Small business loans are one of the best ways to finance a business. This is because small business owners can borrow as much as they want and this makes it easy to run their businesses. Securing these loans, however, is not an easy task because lenders usually have strict lending standards and failure to meet these standards results in the applicant being denied the loan. These financial institutions are in business themselves and they have to make sure that their investments, which are the loans they advance, are safe and secure. They get to do this by carefully scrutinizing loans applicants so as to determine their ability to repay the loans advanced. To reduce the risks further, most institutions would require the applicants to pledge a collateral to be able to qualify for a loan. Collateral has the effect of making loans less risky to the lender since the lender can cash them to recoup their money should the applicant fail to clear the loan in full. Let’s now take a look at some of the items that qualify as collateral.

Types of collateral.

Collateral is a form of security that assures the lender that he or she will be able to earn their money back in the event that the applicant is not able to pay the loan in full. Since they are a guarantee of payment, you can use them to secure large loans for your businesses. They hasten the process of loan approval as well and business owners are encouraged to have them before approaching financial institutions for a loan. They can also help you secure a loan even when you have a poor credit score since the institutions can cash in on the collateral when you fail to pay up. The items that qualify as collateral are those that can easily be converted into cash.
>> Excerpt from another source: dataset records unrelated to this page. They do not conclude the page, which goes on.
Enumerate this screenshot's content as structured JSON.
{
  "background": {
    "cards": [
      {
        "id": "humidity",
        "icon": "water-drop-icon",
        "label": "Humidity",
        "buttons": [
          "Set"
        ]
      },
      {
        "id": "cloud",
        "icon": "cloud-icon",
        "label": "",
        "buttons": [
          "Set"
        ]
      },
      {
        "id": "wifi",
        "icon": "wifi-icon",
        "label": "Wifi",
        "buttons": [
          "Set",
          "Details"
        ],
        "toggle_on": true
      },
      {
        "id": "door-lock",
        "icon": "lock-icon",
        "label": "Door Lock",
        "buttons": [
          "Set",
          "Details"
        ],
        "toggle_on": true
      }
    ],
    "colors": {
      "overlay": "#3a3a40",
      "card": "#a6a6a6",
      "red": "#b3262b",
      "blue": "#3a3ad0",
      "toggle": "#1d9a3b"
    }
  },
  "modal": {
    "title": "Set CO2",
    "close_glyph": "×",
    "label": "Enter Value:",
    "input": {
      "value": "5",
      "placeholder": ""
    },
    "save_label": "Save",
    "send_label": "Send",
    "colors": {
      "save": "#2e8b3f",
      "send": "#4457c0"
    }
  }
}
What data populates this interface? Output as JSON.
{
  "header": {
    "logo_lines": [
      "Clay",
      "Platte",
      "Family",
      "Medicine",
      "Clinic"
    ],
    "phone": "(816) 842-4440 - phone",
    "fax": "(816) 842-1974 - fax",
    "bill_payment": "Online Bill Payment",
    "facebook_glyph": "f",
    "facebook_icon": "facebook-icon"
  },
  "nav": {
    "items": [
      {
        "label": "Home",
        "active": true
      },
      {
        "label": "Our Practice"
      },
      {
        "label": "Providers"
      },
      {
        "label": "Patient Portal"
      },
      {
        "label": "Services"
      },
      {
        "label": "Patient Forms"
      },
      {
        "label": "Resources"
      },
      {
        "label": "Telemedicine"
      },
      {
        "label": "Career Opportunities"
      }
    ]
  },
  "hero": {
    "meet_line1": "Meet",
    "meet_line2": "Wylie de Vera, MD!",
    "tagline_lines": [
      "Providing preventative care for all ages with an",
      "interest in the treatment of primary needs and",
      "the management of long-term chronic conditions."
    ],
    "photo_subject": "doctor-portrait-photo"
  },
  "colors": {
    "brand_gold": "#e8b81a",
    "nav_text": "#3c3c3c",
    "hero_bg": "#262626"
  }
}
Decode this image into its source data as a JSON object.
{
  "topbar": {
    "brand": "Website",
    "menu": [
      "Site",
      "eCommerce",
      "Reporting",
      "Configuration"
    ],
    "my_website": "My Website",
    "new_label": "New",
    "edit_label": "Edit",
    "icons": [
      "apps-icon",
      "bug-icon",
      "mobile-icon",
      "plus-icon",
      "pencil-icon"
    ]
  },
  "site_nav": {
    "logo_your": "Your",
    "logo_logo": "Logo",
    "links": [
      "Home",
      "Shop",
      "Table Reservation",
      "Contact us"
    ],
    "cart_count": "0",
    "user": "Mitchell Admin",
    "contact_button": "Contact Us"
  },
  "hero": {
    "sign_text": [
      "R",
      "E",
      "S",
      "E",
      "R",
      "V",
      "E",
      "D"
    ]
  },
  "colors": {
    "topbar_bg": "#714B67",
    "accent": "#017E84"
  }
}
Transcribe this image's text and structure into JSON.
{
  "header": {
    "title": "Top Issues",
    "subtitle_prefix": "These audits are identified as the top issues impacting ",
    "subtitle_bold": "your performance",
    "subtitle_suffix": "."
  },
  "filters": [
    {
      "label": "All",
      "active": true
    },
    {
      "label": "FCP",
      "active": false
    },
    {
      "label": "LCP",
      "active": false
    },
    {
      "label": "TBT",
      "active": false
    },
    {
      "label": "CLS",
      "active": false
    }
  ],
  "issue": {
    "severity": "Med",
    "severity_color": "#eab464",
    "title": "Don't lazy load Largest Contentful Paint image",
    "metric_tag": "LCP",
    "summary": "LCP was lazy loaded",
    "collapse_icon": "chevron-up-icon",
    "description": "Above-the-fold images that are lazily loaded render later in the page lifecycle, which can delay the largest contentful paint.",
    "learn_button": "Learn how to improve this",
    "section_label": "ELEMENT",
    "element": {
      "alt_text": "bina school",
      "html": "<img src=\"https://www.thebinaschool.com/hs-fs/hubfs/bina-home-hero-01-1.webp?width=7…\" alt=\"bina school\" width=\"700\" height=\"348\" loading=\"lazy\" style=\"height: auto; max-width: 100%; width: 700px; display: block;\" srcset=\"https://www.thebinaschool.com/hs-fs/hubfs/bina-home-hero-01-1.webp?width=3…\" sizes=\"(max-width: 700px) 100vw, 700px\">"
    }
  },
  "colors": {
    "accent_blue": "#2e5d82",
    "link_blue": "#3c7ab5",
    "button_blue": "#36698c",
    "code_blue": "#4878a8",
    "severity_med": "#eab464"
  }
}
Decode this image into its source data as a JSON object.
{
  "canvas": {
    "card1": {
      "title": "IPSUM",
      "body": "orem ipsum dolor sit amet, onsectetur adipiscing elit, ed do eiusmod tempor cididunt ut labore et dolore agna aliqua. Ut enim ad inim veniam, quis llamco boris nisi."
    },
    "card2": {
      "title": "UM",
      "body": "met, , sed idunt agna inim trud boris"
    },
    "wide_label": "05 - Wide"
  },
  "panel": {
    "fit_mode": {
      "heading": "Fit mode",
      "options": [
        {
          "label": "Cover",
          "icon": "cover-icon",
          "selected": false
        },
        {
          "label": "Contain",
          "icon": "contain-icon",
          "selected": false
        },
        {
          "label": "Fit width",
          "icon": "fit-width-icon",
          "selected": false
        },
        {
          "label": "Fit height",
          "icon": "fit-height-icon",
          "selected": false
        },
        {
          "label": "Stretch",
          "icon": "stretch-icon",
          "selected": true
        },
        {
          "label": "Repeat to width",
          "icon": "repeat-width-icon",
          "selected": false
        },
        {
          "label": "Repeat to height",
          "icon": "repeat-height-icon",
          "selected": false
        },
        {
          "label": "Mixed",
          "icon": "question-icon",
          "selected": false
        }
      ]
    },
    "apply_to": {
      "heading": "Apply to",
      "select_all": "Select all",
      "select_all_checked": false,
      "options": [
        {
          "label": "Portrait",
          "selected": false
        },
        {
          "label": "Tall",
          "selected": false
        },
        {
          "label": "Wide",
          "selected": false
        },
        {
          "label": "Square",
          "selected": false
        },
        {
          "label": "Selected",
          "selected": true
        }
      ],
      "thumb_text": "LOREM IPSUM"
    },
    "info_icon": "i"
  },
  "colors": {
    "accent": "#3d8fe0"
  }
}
The items should also be easy to value and collect so as to make the repossession processes as seamless as possible. To understand the issue further, here are a few items that qualify as collateral.

1). Real estate.

This is the most widely used type of collateral. It includes residential and commercial properties that the applicant is a documented owner. Financial institutions gladly accept real estate properties as collateral and would advance you any amount that you need up to about 100% of the value of the property.

2). Motor vehicles.

You can also use your motor vehicle as collateral to secure a loan. Financial institutions can advance you a loan up to 100% of the value of the car you pledge as collateral at competitive rates.

3). Inventory and receivables.

These also qualify as collateral for a loan. However, the interest rates charged on loans secured with these items as collateral vary greatly and you should shop around for institutions with the best rates.

Conclusion.

Collateral increases the likelihood of small businesses securing loans for their operations. Without them, you may end up paying higher interest rates for the loans so as to cover the risks involved.